Rating: ★★★★
I hadn't paid much attention to this show until quite recently, as my impression was that horror serials are generally tension-spinning pieces that drag on and on without purpose until the public stop watching them. I was pleasantly surprised with what I found here: American Horror Story is essentially a set of movie serialisations, transforming a concept that would usually be crammed into 90 minutes into a ten-hour production for you to binge upon.
The general thrust of the show seems to be to try and distill the essence of several different horror genres -- particularly, American horror. This seems to work extremely well in some cases, and less well in others.
Murder House, the first season, is probably the overall strongest of the lot. Its target is the haunted house genre, skillfully addressing Americans' discomfort with history as expressed in this genre, and using the medium of ghosts to visualise the latent forces of different origins that are 'trapped' together in modern America. Symbolism doesn't get in the way of some stellar performances, especially that of Jessica Lange as the indomitable older mother.
Asylum, the second season, attempts a dizzying crossover of psycho-killer, forced-imprisonment, alien abduction and demonic possession.

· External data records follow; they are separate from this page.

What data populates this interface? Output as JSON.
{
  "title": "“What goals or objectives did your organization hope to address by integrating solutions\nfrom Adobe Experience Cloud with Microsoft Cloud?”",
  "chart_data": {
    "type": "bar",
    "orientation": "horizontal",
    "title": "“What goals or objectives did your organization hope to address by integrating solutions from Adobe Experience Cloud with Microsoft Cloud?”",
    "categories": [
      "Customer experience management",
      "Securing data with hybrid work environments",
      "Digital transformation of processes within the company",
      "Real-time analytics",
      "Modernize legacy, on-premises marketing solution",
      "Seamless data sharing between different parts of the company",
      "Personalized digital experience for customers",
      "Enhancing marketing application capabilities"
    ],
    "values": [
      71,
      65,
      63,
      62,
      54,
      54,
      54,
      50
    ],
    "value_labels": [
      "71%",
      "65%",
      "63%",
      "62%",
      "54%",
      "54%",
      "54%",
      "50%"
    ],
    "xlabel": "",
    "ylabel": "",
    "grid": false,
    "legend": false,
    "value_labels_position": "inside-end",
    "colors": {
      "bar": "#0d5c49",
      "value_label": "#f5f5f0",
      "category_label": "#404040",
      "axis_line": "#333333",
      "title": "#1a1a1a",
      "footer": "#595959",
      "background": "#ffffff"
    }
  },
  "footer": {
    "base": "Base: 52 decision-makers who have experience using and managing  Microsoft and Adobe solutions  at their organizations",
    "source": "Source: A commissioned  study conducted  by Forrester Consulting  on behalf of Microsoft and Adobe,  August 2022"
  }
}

The underlying theme seems to be the American tension between religion and science, with the show batting between different approaches to the unknown and terrifying. Its ambition carries it through some rough patches and hurried wrap-ups -- not a great success, but an entertaining attempt.
Coven is essentially a story about witchcraft. Rather lighter on the horror than previous seasons, with much more of an urban fantasy plot. The target was rather heavy-handedly racial divisions, with a 'white' witches cult descended from Salem pitted against a voodoo queen, and an ancient racist raised from the grave. It struggled to give a clear direction to its surface plot, flopping somewhat aimlessly between different solutions to a not-very-interesting problem of succession.

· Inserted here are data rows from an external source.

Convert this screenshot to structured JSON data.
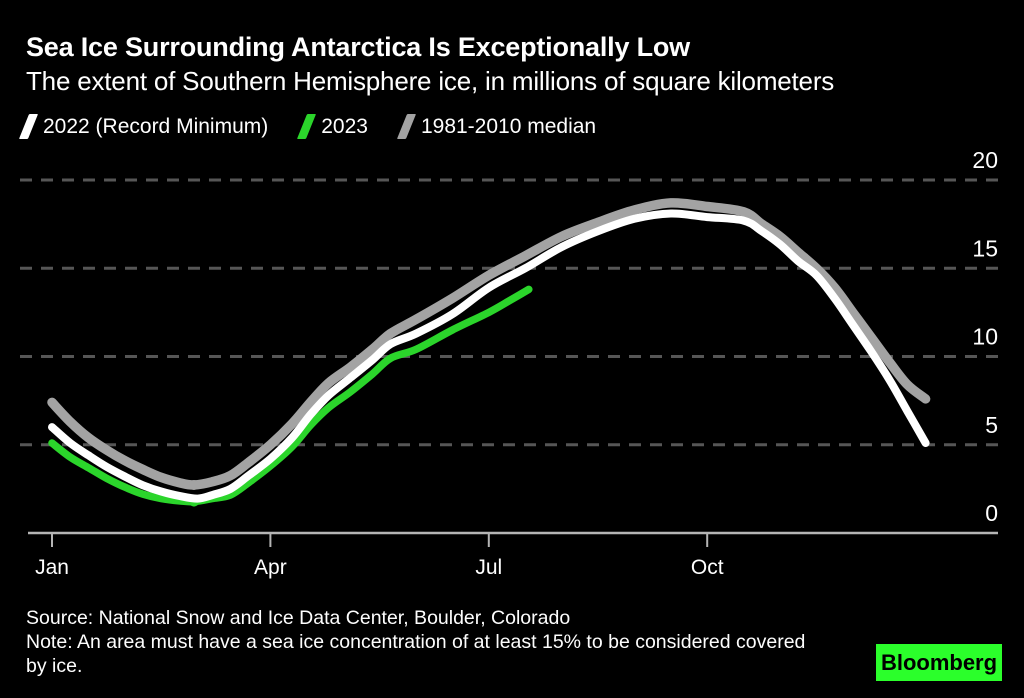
{
  "header": {
    "title": "Sea Ice Surrounding Antarctica Is Exceptionally Low",
    "subtitle": "The extent of Southern Hemisphere ice, in millions of square kilometers"
  },
  "footer": {
    "source": "Source: National Snow and Ice Data Center, Boulder, Colorado",
    "note": "Note: An area must have a sea ice concentration of at least 15% to be considered covered by ice.",
    "logo_text": "Bloomberg"
  },
  "colors": {
    "background": "#000000",
    "text": "#ffffff",
    "grid_dashed": "#565656",
    "axis_line": "#b5b5b5",
    "logo_green": "#2bff2b",
    "logo_text": "#000000"
  },
  "chart_data": {
    "type": "line",
    "title": "Sea Ice Surrounding Antarctica Is Exceptionally Low",
    "subtitle": "The extent of Southern Hemisphere ice, in millions of square kilometers",
    "unit": "millions of square kilometers",
    "legend_position": "top-left",
    "x_axis": {
      "unit": "month (0 = Jan 1, 12 = Dec 31)",
      "range": [
        0,
        12
      ],
      "ticks": [
        {
          "pos": 0,
          "label": "Jan"
        },
        {
          "pos": 3,
          "label": "Apr"
        },
        {
          "pos": 6,
          "label": "Jul"
        },
        {
          "pos": 9,
          "label": "Oct"
        }
      ]
    },
    "y_axis": {
      "range": [
        0,
        20
      ],
      "ticks": [
        0,
        5,
        10,
        15,
        20
      ],
      "grid": "dashed",
      "zero_line": "solid",
      "label_side": "right"
    },
    "series": [
      {
        "name": "2022 (Record Minimum)",
        "color": "#ffffff",
        "stroke_width": 8,
        "points": [
          [
            0,
            6.0
          ],
          [
            0.25,
            5.1
          ],
          [
            0.5,
            4.4
          ],
          [
            0.75,
            3.75
          ],
          [
            1,
            3.2
          ],
          [
            1.25,
            2.7
          ],
          [
            1.5,
            2.35
          ],
          [
            1.75,
            2.1
          ],
          [
            2,
            1.95
          ],
          [
            2.2,
            2.15
          ],
          [
            2.45,
            2.5
          ],
          [
            2.7,
            3.25
          ],
          [
            3,
            4.2
          ],
          [
            3.3,
            5.4
          ],
          [
            3.55,
            6.7
          ],
          [
            3.8,
            7.8
          ],
          [
            4.1,
            8.8
          ],
          [
            4.4,
            9.8
          ],
          [
            4.65,
            10.7
          ],
          [
            5,
            11.3
          ],
          [
            5.5,
            12.4
          ],
          [
            6,
            13.9
          ],
          [
            6.5,
            15.0
          ],
          [
            7,
            16.2
          ],
          [
            7.5,
            17.1
          ],
          [
            8,
            17.8
          ],
          [
            8.5,
            18.1
          ],
          [
            9,
            17.9
          ],
          [
            9.5,
            17.7
          ],
          [
            9.75,
            17.1
          ],
          [
            10,
            16.35
          ],
          [
            10.25,
            15.4
          ],
          [
            10.5,
            14.6
          ],
          [
            10.75,
            13.3
          ],
          [
            11,
            11.8
          ],
          [
            11.25,
            10.3
          ],
          [
            11.5,
            8.7
          ],
          [
            11.75,
            6.9
          ],
          [
            12,
            5.1
          ]
        ]
      },
      {
        "name": "2023",
        "color": "#2bd52b",
        "stroke_width": 7.5,
        "points": [
          [
            0,
            5.1
          ],
          [
            0.25,
            4.3
          ],
          [
            0.5,
            3.7
          ],
          [
            0.75,
            3.1
          ],
          [
            1,
            2.6
          ],
          [
            1.25,
            2.2
          ],
          [
            1.5,
            1.95
          ],
          [
            1.75,
            1.82
          ],
          [
            1.95,
            1.78
          ],
          [
            2.2,
            1.95
          ],
          [
            2.45,
            2.15
          ],
          [
            2.7,
            2.85
          ],
          [
            3,
            3.8
          ],
          [
            3.3,
            4.9
          ],
          [
            3.55,
            6.1
          ],
          [
            3.8,
            7.1
          ],
          [
            4.1,
            8.0
          ],
          [
            4.4,
            9.0
          ],
          [
            4.65,
            9.9
          ],
          [
            5,
            10.4
          ],
          [
            5.5,
            11.5
          ],
          [
            6,
            12.5
          ],
          [
            6.3,
            13.2
          ],
          [
            6.55,
            13.8
          ]
        ]
      },
      {
        "name": "1981-2010 median",
        "color": "#a3a3a3",
        "stroke_width": 9.5,
        "points": [
          [
            0,
            7.4
          ],
          [
            0.25,
            6.3
          ],
          [
            0.5,
            5.4
          ],
          [
            0.75,
            4.7
          ],
          [
            1,
            4.1
          ],
          [
            1.25,
            3.6
          ],
          [
            1.5,
            3.15
          ],
          [
            1.75,
            2.85
          ],
          [
            1.95,
            2.72
          ],
          [
            2.2,
            2.9
          ],
          [
            2.45,
            3.25
          ],
          [
            2.7,
            4.0
          ],
          [
            3,
            5.0
          ],
          [
            3.3,
            6.2
          ],
          [
            3.55,
            7.4
          ],
          [
            3.8,
            8.5
          ],
          [
            4.1,
            9.4
          ],
          [
            4.4,
            10.4
          ],
          [
            4.65,
            11.3
          ],
          [
            5,
            12.1
          ],
          [
            5.5,
            13.3
          ],
          [
            6,
            14.6
          ],
          [
            6.5,
            15.7
          ],
          [
            7,
            16.8
          ],
          [
            7.5,
            17.6
          ],
          [
            8,
            18.3
          ],
          [
            8.5,
            18.7
          ],
          [
            9,
            18.5
          ],
          [
            9.5,
            18.2
          ],
          [
            9.75,
            17.5
          ],
          [
            10,
            16.8
          ],
          [
            10.25,
            15.9
          ],
          [
            10.5,
            15.0
          ],
          [
            10.75,
            13.9
          ],
          [
            11,
            12.5
          ],
          [
            11.25,
            11.1
          ],
          [
            11.5,
            9.7
          ],
          [
            11.75,
            8.4
          ],
          [
            12,
            7.6
          ]
        ]
      }
    ],
    "draw_order": [
      2,
      1,
      0
    ],
    "markers": [
      {
        "series_index": 2,
        "x": 1.95,
        "y": 2.72
      },
      {
        "series_index": 1,
        "x": 1.95,
        "y": 1.78
      }
    ]
  }
}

Freak Show is body horror, and a button-pusher about how the crippled, deformed or otherwise outcast are approached within society. Impressive for a well-curated cast of performers with deformities (amongst the several recurring cast altered with special effects), and the detailed sympathetic treatment given for the situation of outcasts. However, the plot stumbled and dragged quite often, and episodes seemed to linger on seemingly pointless targets like musical numbers, leading to an overall impression that the season took forever to move on. Occasionally great cringe-scenes.
Hotel is a vampire and ghost story set in a hotel, tapping into fears of staying somewhere strange on a temporary basis. Mixed into this is the detective thriller, the officer chasing a sadistic killer and finding them too close to home. Somewhat light on underlying themes (that I could see, anyway), but carried off with a style and deliberate pacing that made it enjoyable -- and I like vampire films, generally.

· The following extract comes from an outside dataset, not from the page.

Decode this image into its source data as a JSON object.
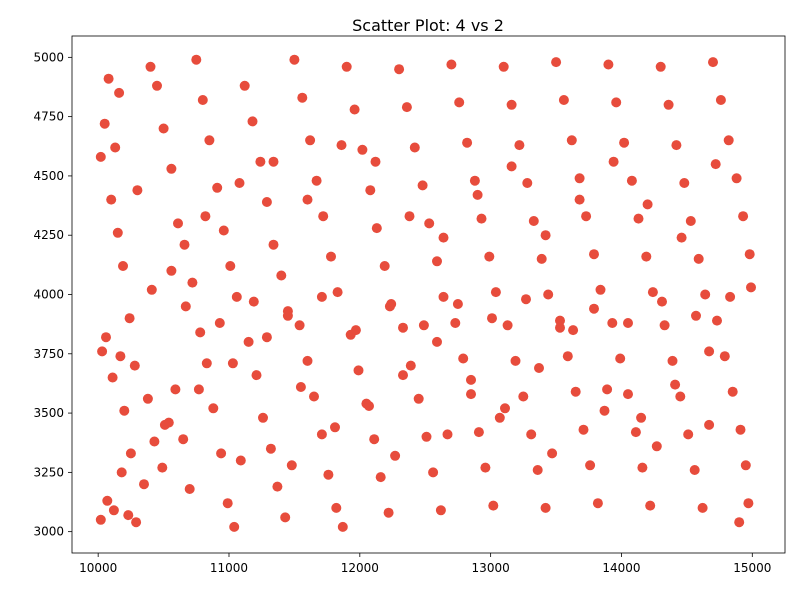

Roanoke breaks out of the cage, first of all offering what looks like a variant retreading of Murder House -- the haunted house out in the country, where strange locals glare at an interracial couple -- but is actually a horror story about the 'true crime' and 'real horror' TV shows, and their ruthless fetishism of real tragedies. Includes a lot of satisfying punishment-murders along with the glaring at the fourth wall.
Cult attempts to continue the overt hyper-relevance, starting from the horror story of the 2016 election. It then spins into a culture-wars themed cult plot, in a somewhat confusing manner -- I think the point being that cult leaders don't really have a plan, even if they seem like they do. Rather tiresome for the 'gender tension' it played up, including both a weird and aimless white male supremacist gathering and a society of violent misandrists, with the misandrists eventually coming out on top.
Apocalypse would be an apt ending to the series, and it certainly appeared like it was trying to be -- wrapping in loose plotlines from Murder House, Coven and Hotel with an Antichrist story that was more often amusing than it was chilling. Also seemed to be stoking 'gender wars' sentiment, with the coven revealed to have a weaker male counterpart whose fragile egos are to blame for the end of the world. The generally okay plot was marred a bit by a '3 years earlier' coming a few episodes in, leading to the feeling that events were less interesting.
There is apparently a ninth season, 1984, which I haven't seen because it's not on Netflix, and from the description isn't about anything Orwellian.